Far from being simply a military document, the CBSA report deals with the differences that have emerged in the Australian political and strategic circles over commitment to the Obama administration’s “pivot.” It points obliquely to the fundamental dilemma facing Australian imperialism, which relies heavily on trade with China, but depends on the US military alliance to prosecute its own neo-colonial interests in the Asia-Pacific.
All the various tendencies identified by the CBSA in “Australia’s ongoing strategic debate” support the US alliance. What the report terms “alliance minimalists,” such as strategic analyst Hugh White, have emphasised the dangers of war and economic retribution by China if Australia too closely associates with the “pivot.” The “alliance maximalists” are personified by Ross Babbage of the Kokoda Foundation, who advocates an Australian military that can “rip an arm off any major Asian power that seeks to attack Australia.” The “incrementalists”—most commentators and politicians—lie somewhere in between. While the classifications employed are rather artificial and misleading, the CBSA report is further evidence that Washington is following, and intervening in, the political debate in Canberra very closely.

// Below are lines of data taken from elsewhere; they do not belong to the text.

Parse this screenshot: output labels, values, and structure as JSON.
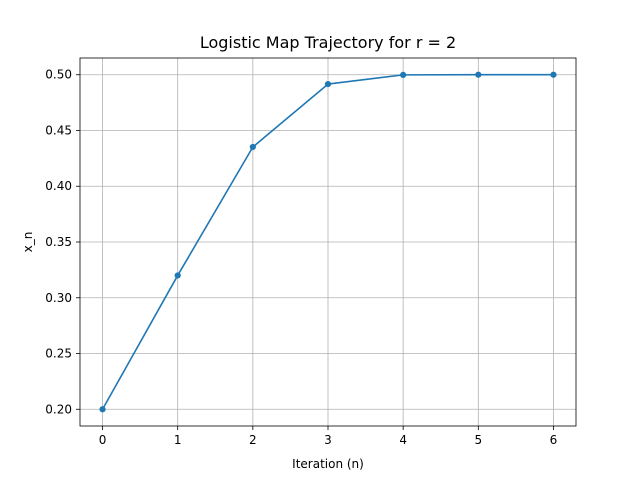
{
  "chart_data": {
    "type": "line",
    "title": "Logistic Map Trajectory for r = 2",
    "xlabel": "Iteration (n)",
    "ylabel": "x_n",
    "x": [
      0,
      1,
      2,
      3,
      4,
      5,
      6
    ],
    "series": [
      {
        "values": [
          0.2,
          0.32,
          0.4352,
          0.49160192,
          0.49985894,
          0.49999996,
          0.5
        ],
        "color": "#1f77b4",
        "marker": "circle"
      }
    ],
    "xlim": [
      -0.3,
      6.3
    ],
    "ylim": [
      0.185,
      0.515
    ],
    "xticks": [
      0,
      1,
      2,
      3,
      4,
      5,
      6
    ],
    "xtick_labels": [
      "0",
      "1",
      "2",
      "3",
      "4",
      "5",
      "6"
    ],
    "yticks": [
      0.2,
      0.25,
      0.3,
      0.35,
      0.4,
      0.45,
      0.5
    ],
    "ytick_labels": [
      "0.20",
      "0.25",
      "0.30",
      "0.35",
      "0.40",
      "0.45",
      "0.50"
    ],
    "grid": true,
    "legend": false
  }
}
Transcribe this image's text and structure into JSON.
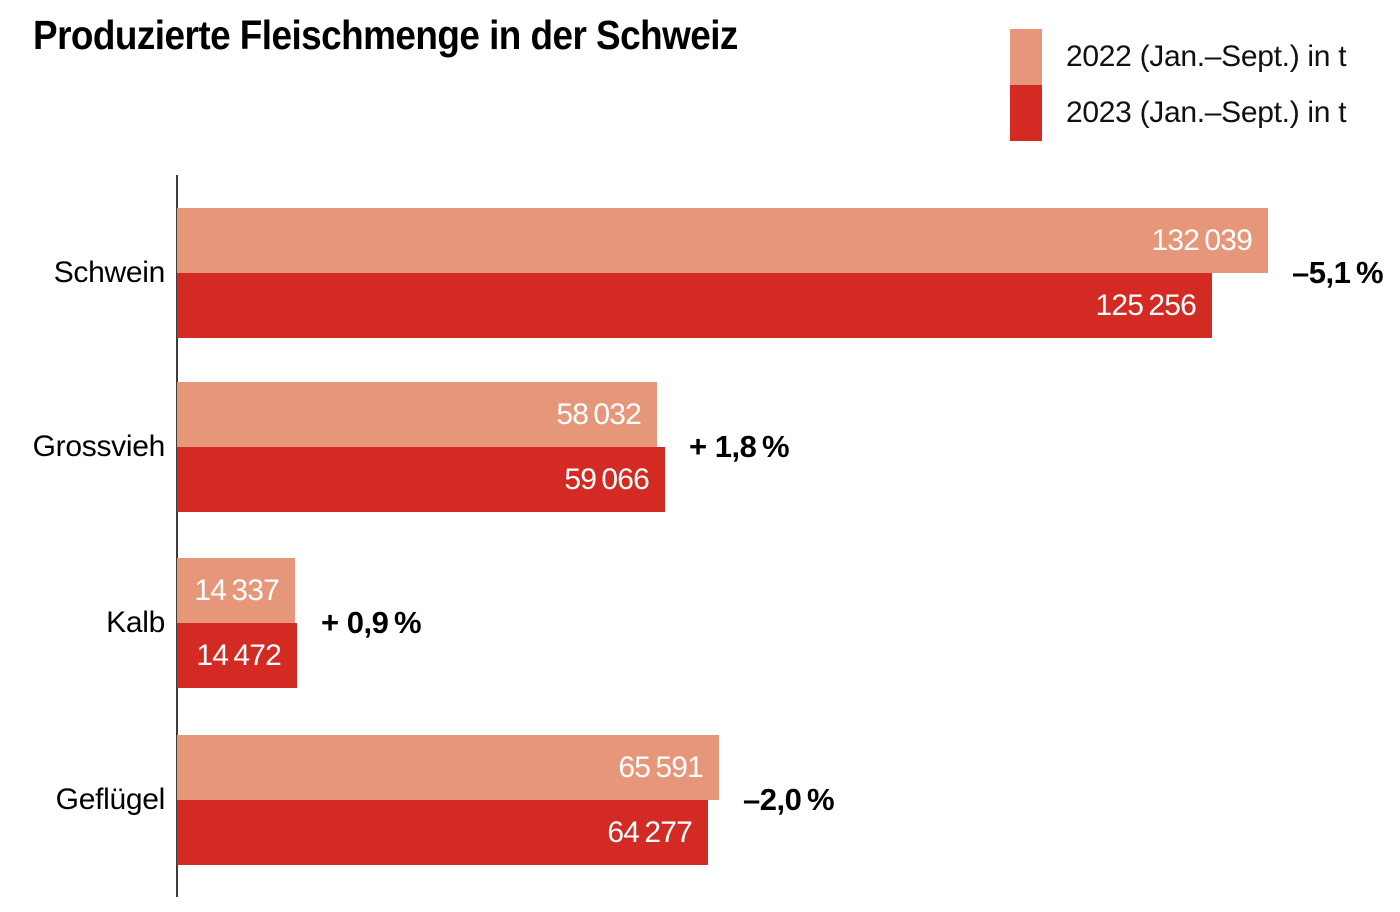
{
  "title": "Produzierte Fleischmenge in der Schweiz",
  "legend": [
    {
      "label": "2022 (Jan.–Sept.) in t",
      "color": "#E6977A"
    },
    {
      "label": "2023 (Jan.–Sept.) in t",
      "color": "#D32B24"
    }
  ],
  "chart_data": {
    "type": "bar",
    "orientation": "horizontal",
    "title": "Produzierte Fleischmenge in der Schweiz",
    "categories": [
      "Schwein",
      "Grossvieh",
      "Kalb",
      "Geflügel"
    ],
    "series": [
      {
        "name": "2022 (Jan.–Sept.) in t",
        "color": "#E6977A",
        "values": [
          132039,
          58032,
          14337,
          65591
        ]
      },
      {
        "name": "2023 (Jan.–Sept.) in t",
        "color": "#D32B24",
        "values": [
          125256,
          59066,
          14472,
          64277
        ]
      }
    ],
    "change_labels": [
      "–5,1 %",
      "+ 1,8 %",
      "+ 0,9 %",
      "–2,0 %"
    ],
    "value_label_color": "#FFFFFF",
    "axis_color": "#3c3c3c",
    "xlim": [
      0,
      132039
    ],
    "grid": false,
    "legend_position": "top-right",
    "xlabel": "",
    "ylabel": ""
  }
}
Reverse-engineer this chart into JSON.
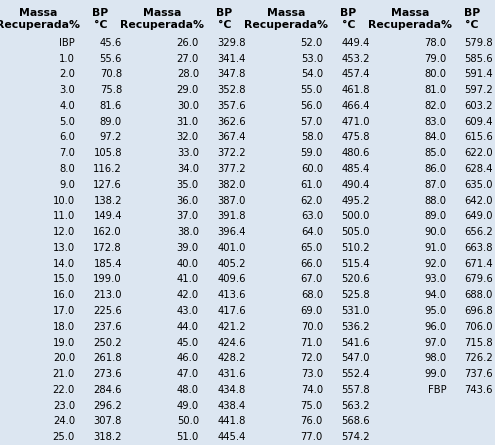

The CBSA’s attitude is made abundantly clear by its critical attitude to both the “alliance minimalists” and “incrementalists.” Moreover, the report regards the “debate” as all but over. “Australia has already crossed this strategic Rubicon [of aligning against China], providing the US Marine Corps access to Darwin and sharing intelligence, communications and space surveillance facilities at Pine Gap and Exmouth,” it states. The fact that “Washington’s prime area of strategic concern is [now] located on Australia’s very doorstep” means shared security concerns and “a strategic consensus in Australia” that it must “emerge as more of a maritime power.” This necessitates additional defence spending. The report concludes by outlining the need for “a greater budgetary effort” to purchase long-range warplanes and submarines and vastly expand military infrastructure.
The CBSA report makes for chilling reading. Its detailed analysis of basing arrangements, missile ranges, submarine transit times, aircraft types and infrastructure requirements, as well as the tactics and strategy of battle, underlines the advanced character of the US preparations for conflict with China. The Pentagon is drawing up war plans not for decades into the future, but for the years immediately ahead. Moreover, while the report deals only with a conventional war with China, the authors are well aware of the danger that it will expand into nuclear war.
The report’s candid discussion of US war with China stands in stark contrast to the virtual silence in the Australian media and political establishment, which serves a definite purpose: to chloroform workers and youth about the dangers that they face and prevent the emergence of a powerful anti-war movement in Australia, Asia and internationally, which these war preparations will sooner or later produce.